Equitable Remedies for Breach of Contract

Breach of contract Equitable Remedies

Equitable Remedies for Orlando Breach of Contract

Equitable remedies for an Orlando breach of contract are judicial remedies developed by courts of equity since the time of Henry VII of England, which were incorporated into current Florida law.  Equitable remedies provide more flexible responses than was possible in the precedent-based common law.  Equitable remedies for breach of contract are typically awarded only when money damages will not fully reimburse the non-breaching party.  Equitable remedies for breach of contract involve the court ordering the parties to act or to not act in certain ways. Types of equitable remedies include:

Specific Performance:  An action for specific performance asks the court to order that the party breaching the contract perform their part of the bargain as they agreed to do in the contract.  Specific performance is used to enforce a “positive obligation” and is available as a remedy only if money damages are inadequate to compensate the innocent party.  The sale of real estate is a typical example for specific performance as each piece of real estate is considered unique so that money damages are typically insufficient to make the non-breaching party whole.  Other examples of actions for specific performance are the sale of a business, and even the sale of personal property, if the property is sufficiently unique or the money damages available are inadequate compensation.

Injunction:  An action for injunction will lie to enforce a “negative obligation” under a contract, or in other words, when a party agrees that something will NOT be done.  It is the opposite of an action for specific performance, which seeks to enforce a “positive obligation.”  The most common examples of an injunction issued to enforce a negative obligation are cases involving the breach of a non-compete agreement or the breach of a non-solicitation agreement.  In these agreements, one party (typically an ex-employee) agrees that it will not compete with or solicit customers of another’s business.

Contract Rescission:  An action for rescission asks the court to basically cancel the contract between the parties.  Rescission may be granted when one party fraudulently induces the other to enter into the contract, or when the legal remedy (money damages) is inadequate to compensate the innocent party from the other parties’ breach of contract.  In either situation, the court must be able to restore both parties to the status quo that existed before the contract was entered into.

Contract Reformation:  This breach of contract remedy allows the court to re-write, or reform, the parties’ contract to correct a mistake in it.  The mistake can be a mutual mistake, for example, a contract in which both parties agreed that the deal was “to be closed in 30 days” but instead wrote “to be closed in 300 days.” The mistake to be corrected can also be a mistake intentionally slipped in there by one party without the other party noticing.  The remedy of reformation does not correct the parties’ actual agreement, but acts to correct mistakes in the writing that embodies the parties’ agreement.

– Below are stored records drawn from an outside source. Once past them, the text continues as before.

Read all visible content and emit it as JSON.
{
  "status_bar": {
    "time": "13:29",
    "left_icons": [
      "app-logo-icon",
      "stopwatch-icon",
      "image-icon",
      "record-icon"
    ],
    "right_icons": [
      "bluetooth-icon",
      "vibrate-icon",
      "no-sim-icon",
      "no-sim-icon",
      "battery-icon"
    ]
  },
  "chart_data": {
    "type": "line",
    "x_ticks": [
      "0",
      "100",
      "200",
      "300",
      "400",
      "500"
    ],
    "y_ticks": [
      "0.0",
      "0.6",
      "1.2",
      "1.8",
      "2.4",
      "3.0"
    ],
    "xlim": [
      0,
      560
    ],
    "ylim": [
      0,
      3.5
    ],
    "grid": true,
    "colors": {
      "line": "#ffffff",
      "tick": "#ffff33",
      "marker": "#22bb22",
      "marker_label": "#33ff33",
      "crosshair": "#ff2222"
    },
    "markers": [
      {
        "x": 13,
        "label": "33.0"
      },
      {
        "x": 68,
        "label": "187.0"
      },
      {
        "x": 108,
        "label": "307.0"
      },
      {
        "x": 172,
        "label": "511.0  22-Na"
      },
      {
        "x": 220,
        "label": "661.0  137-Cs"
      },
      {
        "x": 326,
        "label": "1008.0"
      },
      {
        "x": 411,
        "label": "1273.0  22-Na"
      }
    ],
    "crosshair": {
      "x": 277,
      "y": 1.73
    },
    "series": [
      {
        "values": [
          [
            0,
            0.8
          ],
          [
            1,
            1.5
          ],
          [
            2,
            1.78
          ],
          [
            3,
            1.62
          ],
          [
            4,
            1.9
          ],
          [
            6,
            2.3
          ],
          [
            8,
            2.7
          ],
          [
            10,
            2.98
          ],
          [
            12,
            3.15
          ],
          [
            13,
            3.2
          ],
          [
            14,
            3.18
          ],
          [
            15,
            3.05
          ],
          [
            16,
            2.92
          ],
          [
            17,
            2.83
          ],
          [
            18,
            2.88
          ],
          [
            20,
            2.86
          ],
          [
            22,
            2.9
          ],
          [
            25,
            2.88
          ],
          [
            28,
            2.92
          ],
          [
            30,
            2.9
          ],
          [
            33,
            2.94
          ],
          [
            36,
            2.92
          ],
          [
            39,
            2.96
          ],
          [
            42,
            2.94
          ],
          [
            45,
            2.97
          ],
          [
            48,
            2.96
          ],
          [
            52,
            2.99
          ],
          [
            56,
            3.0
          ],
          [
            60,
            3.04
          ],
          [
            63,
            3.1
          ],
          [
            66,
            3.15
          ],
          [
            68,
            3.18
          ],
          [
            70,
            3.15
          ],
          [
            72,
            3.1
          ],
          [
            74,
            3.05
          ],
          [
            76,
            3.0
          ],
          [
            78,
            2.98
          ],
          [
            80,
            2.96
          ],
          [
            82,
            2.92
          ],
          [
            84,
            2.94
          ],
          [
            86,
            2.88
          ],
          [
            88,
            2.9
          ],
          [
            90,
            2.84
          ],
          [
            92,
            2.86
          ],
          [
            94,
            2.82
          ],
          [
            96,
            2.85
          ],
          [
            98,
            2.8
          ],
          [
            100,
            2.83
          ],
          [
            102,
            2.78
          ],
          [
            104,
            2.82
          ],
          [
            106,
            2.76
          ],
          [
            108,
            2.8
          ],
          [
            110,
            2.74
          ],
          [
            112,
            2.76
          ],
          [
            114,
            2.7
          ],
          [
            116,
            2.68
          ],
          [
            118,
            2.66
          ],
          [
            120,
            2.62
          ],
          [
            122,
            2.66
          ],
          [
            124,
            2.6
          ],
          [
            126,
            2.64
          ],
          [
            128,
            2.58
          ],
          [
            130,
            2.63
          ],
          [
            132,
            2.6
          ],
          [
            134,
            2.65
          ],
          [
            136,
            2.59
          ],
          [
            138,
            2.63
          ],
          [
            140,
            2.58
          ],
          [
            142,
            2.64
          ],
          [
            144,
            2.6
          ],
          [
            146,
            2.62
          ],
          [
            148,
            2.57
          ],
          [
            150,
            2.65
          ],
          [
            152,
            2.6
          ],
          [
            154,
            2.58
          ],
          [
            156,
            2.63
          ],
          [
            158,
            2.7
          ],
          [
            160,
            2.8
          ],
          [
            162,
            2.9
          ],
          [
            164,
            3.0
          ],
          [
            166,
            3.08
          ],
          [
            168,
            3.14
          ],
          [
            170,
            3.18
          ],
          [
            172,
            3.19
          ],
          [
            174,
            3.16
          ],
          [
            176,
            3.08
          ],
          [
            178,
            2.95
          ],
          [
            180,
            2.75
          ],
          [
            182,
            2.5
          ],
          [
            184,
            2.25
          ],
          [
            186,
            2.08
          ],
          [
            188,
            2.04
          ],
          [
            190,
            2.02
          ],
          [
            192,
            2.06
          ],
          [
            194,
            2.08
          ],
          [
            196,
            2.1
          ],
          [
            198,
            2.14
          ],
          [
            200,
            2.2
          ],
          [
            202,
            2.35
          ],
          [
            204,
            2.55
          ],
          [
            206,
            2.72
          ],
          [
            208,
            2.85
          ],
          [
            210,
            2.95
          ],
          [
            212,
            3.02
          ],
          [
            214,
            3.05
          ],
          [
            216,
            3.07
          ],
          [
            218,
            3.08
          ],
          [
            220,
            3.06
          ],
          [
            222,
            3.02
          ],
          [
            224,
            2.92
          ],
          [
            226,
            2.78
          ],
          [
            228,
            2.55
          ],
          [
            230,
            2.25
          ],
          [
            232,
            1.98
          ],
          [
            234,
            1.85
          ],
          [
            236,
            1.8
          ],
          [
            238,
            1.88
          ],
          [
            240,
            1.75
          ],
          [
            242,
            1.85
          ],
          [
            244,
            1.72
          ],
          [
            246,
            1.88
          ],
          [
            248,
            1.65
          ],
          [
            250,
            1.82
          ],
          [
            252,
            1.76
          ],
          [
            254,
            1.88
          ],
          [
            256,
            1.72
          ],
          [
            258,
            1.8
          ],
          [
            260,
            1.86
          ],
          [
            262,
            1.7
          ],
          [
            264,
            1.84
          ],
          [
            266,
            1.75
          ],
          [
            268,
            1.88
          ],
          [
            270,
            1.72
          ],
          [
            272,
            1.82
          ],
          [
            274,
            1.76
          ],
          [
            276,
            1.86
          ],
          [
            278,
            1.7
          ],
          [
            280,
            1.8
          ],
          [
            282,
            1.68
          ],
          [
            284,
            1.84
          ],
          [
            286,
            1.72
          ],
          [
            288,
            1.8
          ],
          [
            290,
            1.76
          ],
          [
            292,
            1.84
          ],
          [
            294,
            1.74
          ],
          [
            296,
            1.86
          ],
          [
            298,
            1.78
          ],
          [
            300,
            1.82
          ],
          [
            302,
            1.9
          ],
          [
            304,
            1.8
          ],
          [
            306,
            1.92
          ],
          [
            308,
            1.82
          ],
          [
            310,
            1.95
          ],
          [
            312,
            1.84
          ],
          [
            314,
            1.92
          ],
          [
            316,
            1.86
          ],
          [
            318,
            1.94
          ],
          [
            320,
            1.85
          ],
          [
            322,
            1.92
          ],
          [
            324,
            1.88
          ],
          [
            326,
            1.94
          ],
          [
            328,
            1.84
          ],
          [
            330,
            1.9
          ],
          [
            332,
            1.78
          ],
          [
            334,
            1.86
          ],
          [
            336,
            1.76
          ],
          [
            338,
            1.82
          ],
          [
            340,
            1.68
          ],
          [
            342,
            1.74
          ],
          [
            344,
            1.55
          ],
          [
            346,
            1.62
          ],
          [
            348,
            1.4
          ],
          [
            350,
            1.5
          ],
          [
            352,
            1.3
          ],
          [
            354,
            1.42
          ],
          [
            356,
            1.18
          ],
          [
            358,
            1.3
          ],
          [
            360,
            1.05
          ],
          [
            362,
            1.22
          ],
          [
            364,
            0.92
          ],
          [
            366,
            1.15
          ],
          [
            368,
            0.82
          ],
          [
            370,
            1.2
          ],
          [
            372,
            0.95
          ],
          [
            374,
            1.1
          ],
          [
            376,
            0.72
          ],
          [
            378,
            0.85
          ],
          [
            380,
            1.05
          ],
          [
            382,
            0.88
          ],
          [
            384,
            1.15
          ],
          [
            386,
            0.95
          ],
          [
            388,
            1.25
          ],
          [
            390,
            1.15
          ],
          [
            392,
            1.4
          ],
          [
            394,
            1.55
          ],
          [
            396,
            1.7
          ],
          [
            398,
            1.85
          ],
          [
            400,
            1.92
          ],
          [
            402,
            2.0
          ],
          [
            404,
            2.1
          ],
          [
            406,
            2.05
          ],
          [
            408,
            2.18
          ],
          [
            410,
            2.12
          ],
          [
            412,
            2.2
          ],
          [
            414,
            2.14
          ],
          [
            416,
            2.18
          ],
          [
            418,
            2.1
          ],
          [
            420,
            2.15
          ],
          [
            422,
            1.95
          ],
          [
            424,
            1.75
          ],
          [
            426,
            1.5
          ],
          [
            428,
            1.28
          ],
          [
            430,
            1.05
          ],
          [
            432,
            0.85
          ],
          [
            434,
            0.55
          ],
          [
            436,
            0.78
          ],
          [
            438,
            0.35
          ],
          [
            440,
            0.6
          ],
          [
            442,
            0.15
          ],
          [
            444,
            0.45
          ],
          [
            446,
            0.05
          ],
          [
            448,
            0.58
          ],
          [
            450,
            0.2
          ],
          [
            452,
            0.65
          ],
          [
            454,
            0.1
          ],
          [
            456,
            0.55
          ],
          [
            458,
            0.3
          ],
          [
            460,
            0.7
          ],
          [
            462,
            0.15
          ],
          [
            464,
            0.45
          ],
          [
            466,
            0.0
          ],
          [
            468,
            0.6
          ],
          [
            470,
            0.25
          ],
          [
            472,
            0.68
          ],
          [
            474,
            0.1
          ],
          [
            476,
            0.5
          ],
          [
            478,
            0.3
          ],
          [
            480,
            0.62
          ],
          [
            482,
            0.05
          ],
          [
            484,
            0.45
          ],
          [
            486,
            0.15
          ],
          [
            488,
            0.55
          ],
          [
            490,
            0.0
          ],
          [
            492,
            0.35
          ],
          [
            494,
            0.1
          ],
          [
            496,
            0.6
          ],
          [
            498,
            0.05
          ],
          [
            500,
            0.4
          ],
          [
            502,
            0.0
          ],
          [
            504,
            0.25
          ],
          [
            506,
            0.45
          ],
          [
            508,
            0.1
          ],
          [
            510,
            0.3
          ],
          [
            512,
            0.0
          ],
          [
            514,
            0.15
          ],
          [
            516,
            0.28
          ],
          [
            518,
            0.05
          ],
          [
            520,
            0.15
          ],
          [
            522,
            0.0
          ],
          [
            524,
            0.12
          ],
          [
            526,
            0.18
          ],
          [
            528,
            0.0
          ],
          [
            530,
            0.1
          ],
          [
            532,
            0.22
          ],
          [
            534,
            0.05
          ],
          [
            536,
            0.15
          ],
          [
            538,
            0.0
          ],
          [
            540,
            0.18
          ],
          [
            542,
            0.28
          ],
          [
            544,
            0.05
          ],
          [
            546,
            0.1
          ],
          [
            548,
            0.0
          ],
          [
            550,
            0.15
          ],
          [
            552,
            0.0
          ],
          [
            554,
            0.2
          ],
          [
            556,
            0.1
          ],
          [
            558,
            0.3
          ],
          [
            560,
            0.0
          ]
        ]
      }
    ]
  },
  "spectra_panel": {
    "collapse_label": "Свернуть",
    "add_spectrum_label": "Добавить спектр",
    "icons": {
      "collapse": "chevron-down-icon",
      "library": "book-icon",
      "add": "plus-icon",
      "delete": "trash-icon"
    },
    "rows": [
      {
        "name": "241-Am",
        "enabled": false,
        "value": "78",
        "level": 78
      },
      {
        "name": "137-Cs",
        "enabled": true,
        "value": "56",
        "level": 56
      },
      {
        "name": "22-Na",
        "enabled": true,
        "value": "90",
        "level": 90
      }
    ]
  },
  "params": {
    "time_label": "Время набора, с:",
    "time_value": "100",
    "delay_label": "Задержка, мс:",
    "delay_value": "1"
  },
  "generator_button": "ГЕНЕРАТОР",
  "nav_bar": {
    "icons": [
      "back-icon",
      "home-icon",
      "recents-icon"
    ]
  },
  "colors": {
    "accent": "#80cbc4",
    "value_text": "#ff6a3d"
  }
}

Quantum Meruit:  An action for quantum meruit (latin for “as much as is deserved”) allows a party to sue for the reasonable value of the services provided.  Quantum meruit is only available when the parties do NOT have an enforceable contract, so it is sometimes referred to as “quasi-contract” or an “implied in law” contract, as the court essentially creates a contract on which the innocent party may be paid.  When a party provides services to another with the expectation that they will be paid, and the other party accepts the services and receives a benefit from them, the party receiving the benefit may be required to pay the party for the reasonable value of the services provided.